Dossiers qui s’accumulent, communications incessantes par mails ou Slack, réunionite aiguë, horaires extensibles… De nombreux travailleurs ont le sentiment de devoir faire preuve d’une suractivité débordante afin de démontrer leur utilité au sein d’une entreprise. Mais dans Slow Productivity (Alisio), Cal Newport part en guerre contre ce qu’il nomme la “pseudo-productivité”, une mauvaise façon selon lui d’évaluer le travail des collaborateurs. L’homme n’est nullement un zadiste décroissant. Professeur au département d’informatique de l’université de Georgetown, collaborateur du New Yorker et auteur de best-sellers comme Deep Work, Cal Newport aime prôner les vertus de la concentration face aux distractions numériques et au travail ostentatoire.

Dans Slow Productivity, qui vient d’être nommé parmi les meilleurs livres de l’année par le magazine The Economist, ce spécialiste plaide pour faire moins de choses afin de les faire mieux, en privilégiant la qualité à la quantité. Dans un entretien à L’Express, il donne ses conseils pour protéger son temps des messageries comme des contraintes administratives, adapter son rythme en fonction du moment, et explique comment une entreprise peut faire pour se focaliser sur une productivité vraiment utile.

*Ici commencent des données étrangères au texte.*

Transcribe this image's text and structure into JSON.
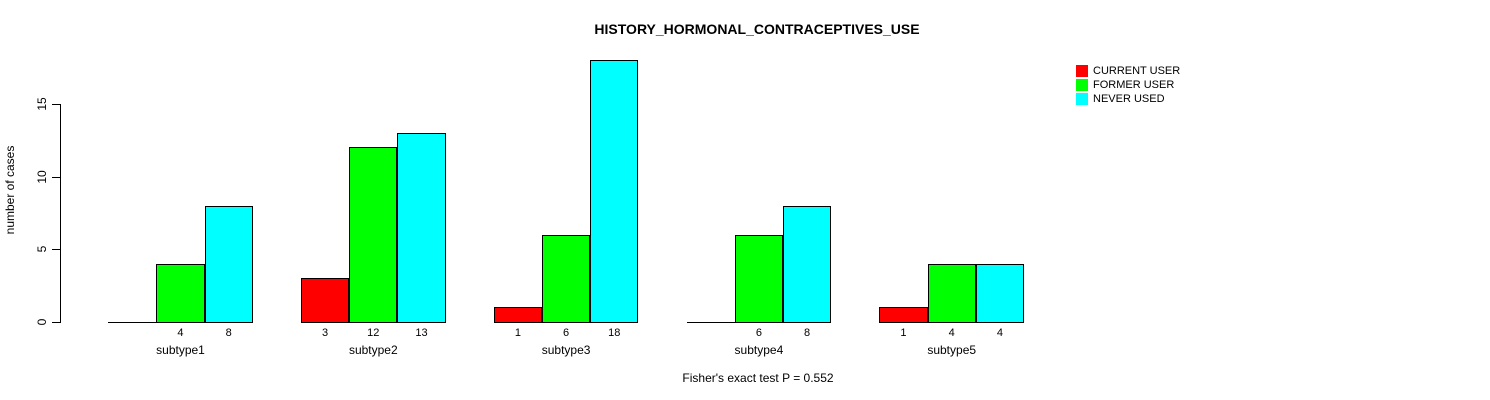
{
  "title": "HISTORY_HORMONAL_CONTRACEPTIVES_USE",
  "chart_data": {
    "type": "bar",
    "title": "HISTORY_HORMONAL_CONTRACEPTIVES_USE",
    "xlabel": "",
    "ylabel": "number of cases",
    "categories": [
      "subtype1",
      "subtype2",
      "subtype3",
      "subtype4",
      "subtype5"
    ],
    "series": [
      {
        "name": "CURRENT USER",
        "color": "#ff0000",
        "values": [
          0,
          3,
          1,
          0,
          1
        ]
      },
      {
        "name": "FORMER USER",
        "color": "#00ff00",
        "values": [
          4,
          12,
          6,
          6,
          4
        ]
      },
      {
        "name": "NEVER USED",
        "color": "#00ffff",
        "values": [
          8,
          13,
          18,
          8,
          4
        ]
      }
    ],
    "bar_value_labels": {
      "subtype1": [
        null,
        4,
        8
      ],
      "subtype2": [
        3,
        12,
        13
      ],
      "subtype3": [
        1,
        6,
        18
      ],
      "subtype4": [
        null,
        6,
        8
      ],
      "subtype5": [
        1,
        4,
        4
      ]
    },
    "yticks": [
      0,
      5,
      10,
      15
    ],
    "ylim": [
      0,
      18.7
    ],
    "grid": false,
    "legend_position": "topright",
    "annotation": "Fisher's exact test P = 0.552"
  },
  "colors": {
    "current_user": "#ff0000",
    "former_user": "#00ff00",
    "never_used": "#00ffff",
    "axis": "#000000",
    "background": "#ffffff"
  }
}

L’Express : Pourquoi est-il si difficile de mesurer la productivité des travailleurs dans l’économie du savoir, par rapport à d’autres secteurs impliquant des activités physiques, comme l’industrie ?

Cal Newport : Dans l’industrie manufacturière, il n’y a généralement qu’un seul résultat pertinent à mesurer, comme par exemple le nombre de voitures produites par une usine. Cela simplifie la tâche consistant à mesurer la productivité de différentes méthodes. Si vous changez quelque chose dans le fonctionnement de votre usine et que le nombre de voitures produites augmente, vous savez que la nouvelle méthode est plus productive.

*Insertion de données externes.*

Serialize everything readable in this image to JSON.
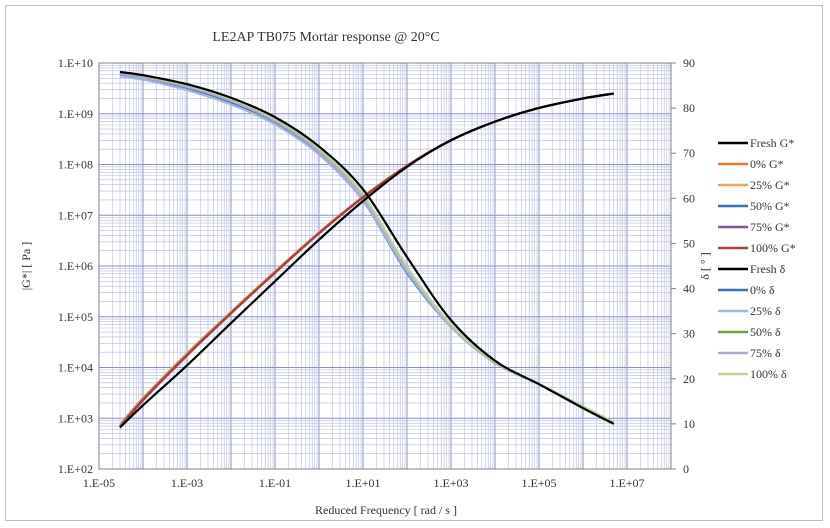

En revanche, dans l’économie du savoir, il n’y a souvent pas de production unique et facilement mesurable. Le travailleur moyen peut travailler sur une douzaine d’objectifs et de projets différents à tout moment, et ceux-ci peuvent être différents de ceux de son voisin. Pour compliquer encore les choses, il n’existe pas non plus de méthode de travail universelle que tout le monde utilise pour gérer ses efforts. Dans le secteur du savoir, la manière de gérer ses efforts est laissée à l’appréciation de chacun. Il est donc difficile d’expérimenter des méthodes de travail potentiellement plus productives, car chacun fait comme il le souhaite.

Selon vous, nous nous focalisons beaucoup trop sur ce que vous appelez la “pseudo-productivité”, basée sur l’activité visible comme l’envoi de mails ou les messages Slack. Pourquoi est-ce mauvais ?

En l’absence de paramètres clairs pour mesurer le travail de la connaissance, les managers se sont rabattus sur une approche grossière, que j’appelle “pseudo-productivité”, selon laquelle l’activité visible des employés est une façon raisonnable d’évaluer l’effort utile. Plus vous semblez occupé, plus on suppose donc que vous êtes productif.

Cette approche a toutefois commencé à poser des problèmes avec l’introduction des ordinateurs et des réseaux dans le travail de bureau. Les mails, suivis par les ordinateurs portables et les smartphones, rendent trop facile l’exercice d’une pseudo-productivité à chaque instant de la journée, que l’on soit physiquement à son bureau ou non. Il en résulte un flot constant d’interruptions, de communications et d’activités, doublé d’un sentiment de culpabilité ou d’inquiétude pour la sécurité de votre emploi, à chaque fois que vous démontrez votre utilité en répondant à des mails ou en participant à des messageries comme Slack.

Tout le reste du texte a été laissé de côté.